Part of Proceedings of Machine Learning and Systems 2 (MLSys 2020)

Bibtex »Metadata »Paper »Supplemental »

Authors

Richard Wu, Aoqian Zhang, Ihab Ilyas, Theodoros Rekatsinas

Abstract

We study the problem of missing data imputation, a data validation task that machine learning researchers and practitioners confront regularly. We focus on mixed (discrete and continuous) data and introduce AimNet, an attention-based learning network for missing data imputation. AimNet utilizes a variation of the dot product attention mechanism to learn interpretable, structural properties of the mixed data distribution and relies on the learned structure to perform imputation.
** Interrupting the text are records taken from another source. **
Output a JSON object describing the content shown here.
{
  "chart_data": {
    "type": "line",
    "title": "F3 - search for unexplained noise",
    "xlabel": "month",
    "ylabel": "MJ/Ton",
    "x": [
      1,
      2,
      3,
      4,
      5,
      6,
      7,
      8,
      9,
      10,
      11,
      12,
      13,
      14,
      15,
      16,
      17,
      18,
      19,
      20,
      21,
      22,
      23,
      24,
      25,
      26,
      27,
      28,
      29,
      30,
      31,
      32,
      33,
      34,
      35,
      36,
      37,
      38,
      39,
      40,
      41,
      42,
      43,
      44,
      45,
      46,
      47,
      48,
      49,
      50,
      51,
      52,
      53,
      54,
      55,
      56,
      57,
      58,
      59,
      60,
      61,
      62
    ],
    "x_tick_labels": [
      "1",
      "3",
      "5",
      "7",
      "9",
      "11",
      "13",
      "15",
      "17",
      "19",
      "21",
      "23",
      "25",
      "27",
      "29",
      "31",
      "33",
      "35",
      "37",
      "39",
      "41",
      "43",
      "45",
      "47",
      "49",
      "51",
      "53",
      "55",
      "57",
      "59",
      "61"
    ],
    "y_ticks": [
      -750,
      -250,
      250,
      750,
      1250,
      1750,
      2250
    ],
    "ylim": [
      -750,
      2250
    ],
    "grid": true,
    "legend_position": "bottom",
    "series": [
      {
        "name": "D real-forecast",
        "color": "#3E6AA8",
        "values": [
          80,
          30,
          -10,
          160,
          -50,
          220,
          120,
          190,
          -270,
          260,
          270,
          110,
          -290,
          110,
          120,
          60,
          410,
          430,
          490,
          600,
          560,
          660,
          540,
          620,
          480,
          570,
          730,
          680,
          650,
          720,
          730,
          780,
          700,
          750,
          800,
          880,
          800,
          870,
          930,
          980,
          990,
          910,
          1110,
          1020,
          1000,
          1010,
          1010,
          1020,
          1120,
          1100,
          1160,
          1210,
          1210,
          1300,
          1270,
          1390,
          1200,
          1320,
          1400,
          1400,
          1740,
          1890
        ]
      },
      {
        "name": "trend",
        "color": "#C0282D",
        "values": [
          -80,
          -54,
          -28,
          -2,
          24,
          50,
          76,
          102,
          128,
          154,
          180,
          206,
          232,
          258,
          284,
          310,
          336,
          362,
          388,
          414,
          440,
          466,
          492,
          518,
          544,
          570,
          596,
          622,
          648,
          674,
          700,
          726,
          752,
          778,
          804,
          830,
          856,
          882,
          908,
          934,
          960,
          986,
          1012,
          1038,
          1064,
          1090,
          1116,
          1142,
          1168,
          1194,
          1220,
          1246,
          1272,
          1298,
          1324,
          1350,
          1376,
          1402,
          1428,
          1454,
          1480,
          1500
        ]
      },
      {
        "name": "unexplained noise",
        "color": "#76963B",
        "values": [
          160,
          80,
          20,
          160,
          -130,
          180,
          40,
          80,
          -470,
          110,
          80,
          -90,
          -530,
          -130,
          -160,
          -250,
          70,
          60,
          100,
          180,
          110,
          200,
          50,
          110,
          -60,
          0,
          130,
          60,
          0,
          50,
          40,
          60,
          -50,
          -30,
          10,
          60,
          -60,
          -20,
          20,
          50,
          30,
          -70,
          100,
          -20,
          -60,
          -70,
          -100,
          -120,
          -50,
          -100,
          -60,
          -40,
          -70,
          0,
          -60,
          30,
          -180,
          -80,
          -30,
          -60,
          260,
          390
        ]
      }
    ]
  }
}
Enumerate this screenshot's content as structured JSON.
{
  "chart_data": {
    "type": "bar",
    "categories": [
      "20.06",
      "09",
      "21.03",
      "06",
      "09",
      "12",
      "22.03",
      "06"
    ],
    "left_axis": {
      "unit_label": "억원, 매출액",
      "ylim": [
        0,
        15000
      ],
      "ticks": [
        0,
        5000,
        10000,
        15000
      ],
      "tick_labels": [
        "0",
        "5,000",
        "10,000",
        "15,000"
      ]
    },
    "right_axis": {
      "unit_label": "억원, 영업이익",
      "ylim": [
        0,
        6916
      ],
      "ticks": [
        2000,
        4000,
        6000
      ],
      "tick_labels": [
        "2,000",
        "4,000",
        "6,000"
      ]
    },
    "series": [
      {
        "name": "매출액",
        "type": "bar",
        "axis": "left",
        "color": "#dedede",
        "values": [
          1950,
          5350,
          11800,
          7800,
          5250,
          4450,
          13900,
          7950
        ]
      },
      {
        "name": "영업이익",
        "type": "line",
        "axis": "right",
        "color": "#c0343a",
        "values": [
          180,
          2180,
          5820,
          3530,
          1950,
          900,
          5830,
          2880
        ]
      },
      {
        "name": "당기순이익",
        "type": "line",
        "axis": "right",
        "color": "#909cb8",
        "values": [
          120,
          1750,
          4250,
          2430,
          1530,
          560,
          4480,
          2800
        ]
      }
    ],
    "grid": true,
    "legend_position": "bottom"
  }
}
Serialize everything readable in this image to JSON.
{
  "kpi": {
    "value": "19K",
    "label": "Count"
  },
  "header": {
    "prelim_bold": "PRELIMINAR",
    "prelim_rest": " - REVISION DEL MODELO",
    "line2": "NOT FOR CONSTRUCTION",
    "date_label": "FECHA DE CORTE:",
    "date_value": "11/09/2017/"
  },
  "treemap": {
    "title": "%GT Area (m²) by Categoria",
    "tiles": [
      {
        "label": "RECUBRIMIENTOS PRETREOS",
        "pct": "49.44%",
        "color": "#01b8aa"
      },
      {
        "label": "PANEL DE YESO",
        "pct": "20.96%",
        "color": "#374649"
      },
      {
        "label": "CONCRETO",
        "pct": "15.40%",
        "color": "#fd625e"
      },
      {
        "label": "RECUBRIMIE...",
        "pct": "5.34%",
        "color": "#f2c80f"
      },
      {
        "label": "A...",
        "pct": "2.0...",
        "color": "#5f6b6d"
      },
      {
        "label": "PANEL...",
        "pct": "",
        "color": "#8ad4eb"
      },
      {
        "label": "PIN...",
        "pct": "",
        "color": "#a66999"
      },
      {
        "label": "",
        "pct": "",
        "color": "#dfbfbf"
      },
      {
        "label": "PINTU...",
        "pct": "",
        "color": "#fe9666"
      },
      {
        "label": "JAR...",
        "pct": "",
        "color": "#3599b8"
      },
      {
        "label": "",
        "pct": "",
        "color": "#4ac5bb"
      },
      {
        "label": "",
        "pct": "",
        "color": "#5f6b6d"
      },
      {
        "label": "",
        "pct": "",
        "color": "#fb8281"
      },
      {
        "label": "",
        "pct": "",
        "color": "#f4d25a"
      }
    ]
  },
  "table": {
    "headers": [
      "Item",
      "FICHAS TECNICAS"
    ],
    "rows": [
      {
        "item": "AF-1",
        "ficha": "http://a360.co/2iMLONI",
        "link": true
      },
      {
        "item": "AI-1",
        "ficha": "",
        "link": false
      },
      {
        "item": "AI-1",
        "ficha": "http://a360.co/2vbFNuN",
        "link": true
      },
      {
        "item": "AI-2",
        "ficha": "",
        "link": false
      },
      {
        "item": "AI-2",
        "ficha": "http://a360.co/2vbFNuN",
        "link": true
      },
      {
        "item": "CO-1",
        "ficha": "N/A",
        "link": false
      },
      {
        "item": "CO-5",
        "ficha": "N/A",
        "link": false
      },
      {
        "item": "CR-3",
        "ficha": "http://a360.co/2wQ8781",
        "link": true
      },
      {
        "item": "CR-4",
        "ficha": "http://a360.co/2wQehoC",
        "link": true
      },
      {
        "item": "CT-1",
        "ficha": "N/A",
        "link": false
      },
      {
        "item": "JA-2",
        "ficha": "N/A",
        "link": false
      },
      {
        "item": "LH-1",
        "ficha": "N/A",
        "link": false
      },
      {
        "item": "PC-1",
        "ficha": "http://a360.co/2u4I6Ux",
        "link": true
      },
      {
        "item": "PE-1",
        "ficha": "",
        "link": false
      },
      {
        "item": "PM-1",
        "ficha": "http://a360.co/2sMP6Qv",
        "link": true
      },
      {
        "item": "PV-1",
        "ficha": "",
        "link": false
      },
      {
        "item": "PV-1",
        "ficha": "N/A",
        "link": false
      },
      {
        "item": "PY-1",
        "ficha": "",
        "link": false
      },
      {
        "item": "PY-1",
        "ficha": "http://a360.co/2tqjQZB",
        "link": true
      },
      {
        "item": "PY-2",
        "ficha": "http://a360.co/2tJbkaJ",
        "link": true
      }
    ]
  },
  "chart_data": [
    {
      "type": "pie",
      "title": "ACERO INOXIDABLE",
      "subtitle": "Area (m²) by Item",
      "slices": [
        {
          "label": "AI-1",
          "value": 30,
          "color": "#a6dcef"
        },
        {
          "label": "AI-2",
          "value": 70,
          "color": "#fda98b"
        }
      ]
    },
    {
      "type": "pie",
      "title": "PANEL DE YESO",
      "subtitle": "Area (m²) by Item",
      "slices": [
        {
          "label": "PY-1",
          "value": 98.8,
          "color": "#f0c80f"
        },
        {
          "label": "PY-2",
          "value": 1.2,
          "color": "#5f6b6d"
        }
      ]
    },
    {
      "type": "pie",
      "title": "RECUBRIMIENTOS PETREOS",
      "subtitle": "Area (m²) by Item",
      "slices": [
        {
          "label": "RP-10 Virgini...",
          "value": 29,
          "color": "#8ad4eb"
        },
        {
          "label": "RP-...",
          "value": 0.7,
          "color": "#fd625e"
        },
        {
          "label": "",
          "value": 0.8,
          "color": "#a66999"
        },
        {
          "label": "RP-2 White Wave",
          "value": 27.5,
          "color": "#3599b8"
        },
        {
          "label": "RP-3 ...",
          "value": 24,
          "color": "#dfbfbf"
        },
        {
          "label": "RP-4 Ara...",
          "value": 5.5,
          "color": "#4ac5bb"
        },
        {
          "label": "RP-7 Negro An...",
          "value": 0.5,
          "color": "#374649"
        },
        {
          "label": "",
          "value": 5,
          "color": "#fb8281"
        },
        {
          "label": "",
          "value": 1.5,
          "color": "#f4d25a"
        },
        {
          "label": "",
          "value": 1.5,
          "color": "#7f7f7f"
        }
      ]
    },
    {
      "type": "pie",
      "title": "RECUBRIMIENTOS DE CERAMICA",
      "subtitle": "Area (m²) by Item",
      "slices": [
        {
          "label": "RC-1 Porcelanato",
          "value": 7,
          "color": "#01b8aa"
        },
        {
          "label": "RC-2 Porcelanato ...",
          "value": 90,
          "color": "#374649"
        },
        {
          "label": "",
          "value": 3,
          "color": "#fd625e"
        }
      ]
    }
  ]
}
We perform an extensive experimental study over 14 real-world data sets to understand the role of attention and structure on data imputation. We find that the simple attention-based architecture of AimNet outperforms state-of-the-art baselines, such as ensemble tree models and deep learning architectures (e.g., generative adversarial networks), by up to 43% in accuracy on discrete values and up to 26.7% in normalized-RMS error on continuous values. A key finding of our study is that, by learning the structure of the underlying distribution, the attention mechanism can generalize better on systematically-missing data where imputation requires reasoning about functional relationships between attributes.